President Donald Trump’s son-in-law Jared Kushner has seemingly benefited from a double-standard when it comes to the number of errors he has made on his security clearance questionnaire. And it looks like Fox News host Shepard Smith may be the only anchor on the pro-Trump network that’s taking this potential ethical dilemma seriously.

“There’s a Kushner problem at the White House,” Smith announced Wednesday. And, again the next day, he continued to raise red flags to Fox News viewers.

“Jared Kushner submitted his application – his ‘SF-86’ as they call it – and did not include 100 contacts with foreigners, and then later had to go back and include them. But then later he did not include the meeting at Trump Tower with the Russian lawyer and the Russian translator. He didn’t include that. So that was another amendment to this thing,” Smith told his viewers on Thursday. “And that took this past June.”

Smith also asked his guest, Alayna Treene of Axios, about her thoughts on the ostensibly lax approach being applied to Kushner.
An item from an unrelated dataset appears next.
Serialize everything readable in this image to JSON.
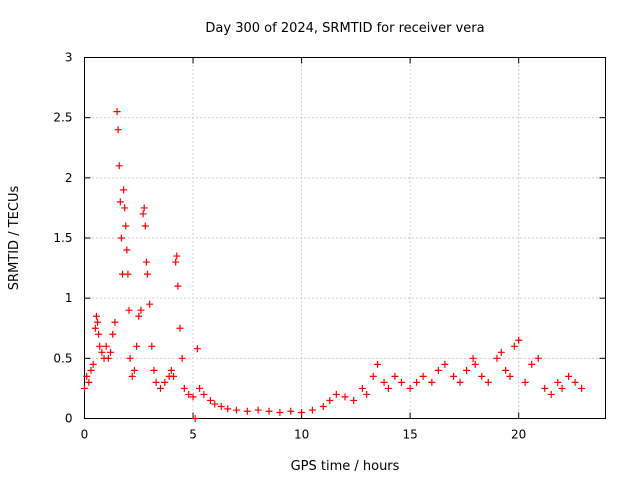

“An omission for most people, when you fill out as ‘SF-86,’ can be a crime punishable by prison. Not in this case, apparently, but it can be, right?” Smith asked Treene.

“Right. No, exactly. I think that what happened here was there’s a lot that had to be revised, sent back,” Treene told Smith.

As of October, Kushner had been forced to submit four addenda containing more than 100 omissions and errors on his security clearance questionnaire, according to CNN. When Rep. Raja Krishnamoorthi, D-Ill., brought this matter to the attention of Charles Phalen that month, the director of the National Background Investigations Bureau within the Office of Personnel Management, he asked whether it was normal for someone to maintain their security clearance after so many errors had been found.

While Phalen could not speak to all security clearance applications, he conceded that he had “never seen that level of mistakes” himself.

Although Kushner is operating with an interim security clearance, he has not been able to secure a full top-level security clearance, in part due to the ongoing probe lead by Special Counsel Robert Mueller, according to CNN. As part of his investigation, Mueller is reviewing Kushner’s alleged contacts — financial or otherwise — with Russians and other foreigners, and it is unlikely he would be cleared during that time.

If Kushner lied on his SF-86, he should be prosecuted, not downgraded and compartmentalized from highly classified intelligence. Don’t coddle this punk in what is a gross example of nepotism.

1 thought on “‘The Kush’ loses his security clearance – if he lied on his SF-86, he should be prosecuted”

  1. If it was someone in the Obama White House….

    Do a web search on “Kushner fraud”. Bring a lunch.

    Charles Kushner, Little Jared’s daddy, is a peach.